6 These may be of particular value in analyzing irregular structures and important bridges. 4. SELECTION OF TYPE OF ANALYSIS FOR BRIDGES a) One or two-span bridges with monolithic abutments The superstructure is likely to respond effectively as a rigid body. Furthermore, lateral stiffness is likely to be controlled by the abutments. A moderately sophisticated dynamic analysis model will not provide more response insight than may be obtained by simple static analysis. b) Long, straight, non-skewed, continuous bridges with uniform supports Although static analysis is likely to provide an adequate measure of expected response, an elastic multi-mode analysis may be preferred for the purpose of assessing lateral displacements and effects of higher modes. The abutment stiffness is likely to dominate response for many of these structures; it is essential to model the abutment stiffness and strength properties correctly if the objective is to obtain a measure of actual seismic response. c) Skewed bridges, curved bridges, and bridges with intermediate hinges Static methods are not likely to provide realistic measures of expected response. Response-spectrum analysis of an elastic model including all significant vibration modes is preferred as a minimum. Tension and compression modes are recommended. d) Long-span bridges and bridges with outriggers or C-bents Vertical response may be significant for these bridges, and it should be considered directly in a response-spectrum analysis of an elastic model that includes all significant vibration modes. The preferred approach is to require that vertical input be considered for all bridges and to combine responses in individual modes using an appropriate combination rule. As described later, vertical input can be included without increasing the analysis effort.

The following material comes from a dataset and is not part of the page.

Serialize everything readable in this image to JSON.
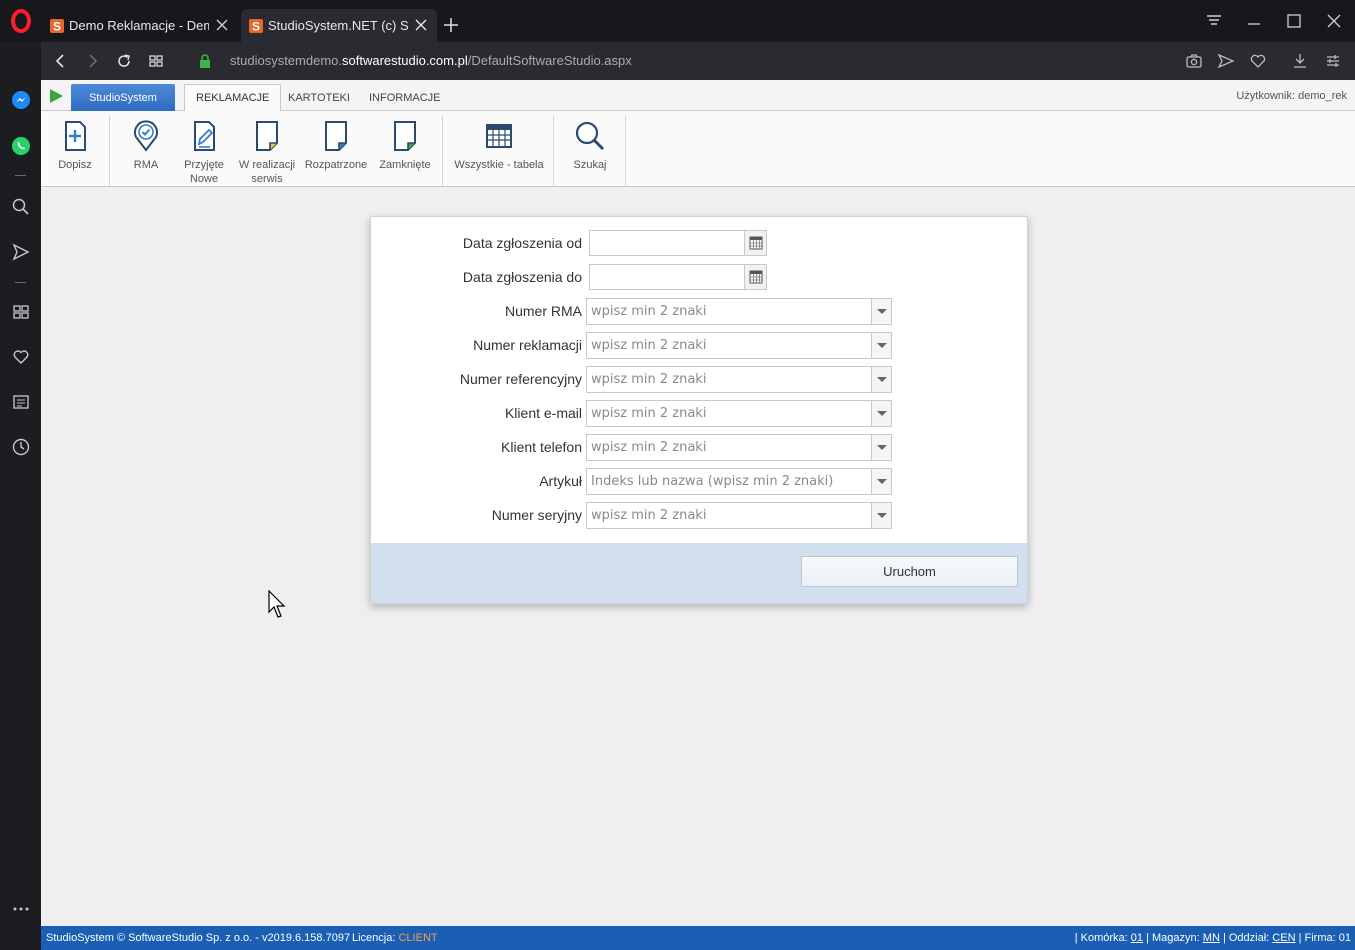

7 e) Bridges with dissimilar supporting elements For bridges with dissimilar adjacent supporting elements, a response-spectrum analysis may be useful for gauging global displacement responses. However, the elastic analysis may lead to incorrect estimates of ductility demands. The estimates may be improved by requiring that element stiffness values be properly based on cracked-section properties rater than gross-section properties, as allowed by current practice. Nonetheless, accurate estimates of local ductility demands cannot be obtained consistently by this approach. For structures of this sort, the elastic analysis should be augmented (improved or better) by a non-linear static analysis that can be carried out by hand or by a computer program. f) Bridges with unbalanced spans These structures may be prone to global torsional responses that result in increased flexural deformation demands on some elements. Dynamic analysis is encouraged for such bridges. Studies on buildings suggest that inelastic behavior may result in significant amplification of torsional responses in comparison with quantities obtained by elastic analysis. These findings should applicable to bridge structures as well. g) Long bridges These structures may be subjected to spatial variations of ground motion along the length. Traveling waves also affect response of the long bridges. At first analysis, the assumption of uniform ground motion appears conservative because it forces the entire bridge to vibrate in phase. Spatially varying ground motion produces out-of-phase dynamic response, which tends to cancel the energy. However, for long structures with intermediate expansion joints, the advantages of out-of-phase dynamic response are commonly lost because outof-phase movement is taken up in the expansion joints, so that the assumption of uniform ground motion is reasonable. The spatial variation of the support

8 displacements does produce so called pseudo-static stresses; however, the stresses do not appear to be significant for bridges with a large number of relatively short spans. In contrast, a suspension bridge or a cantilever bridge with only four supports may be sensitive to spatially varying ground motion, because this motion induces vibration modes, such as rocking of the piers, not excited by uniform ground motion.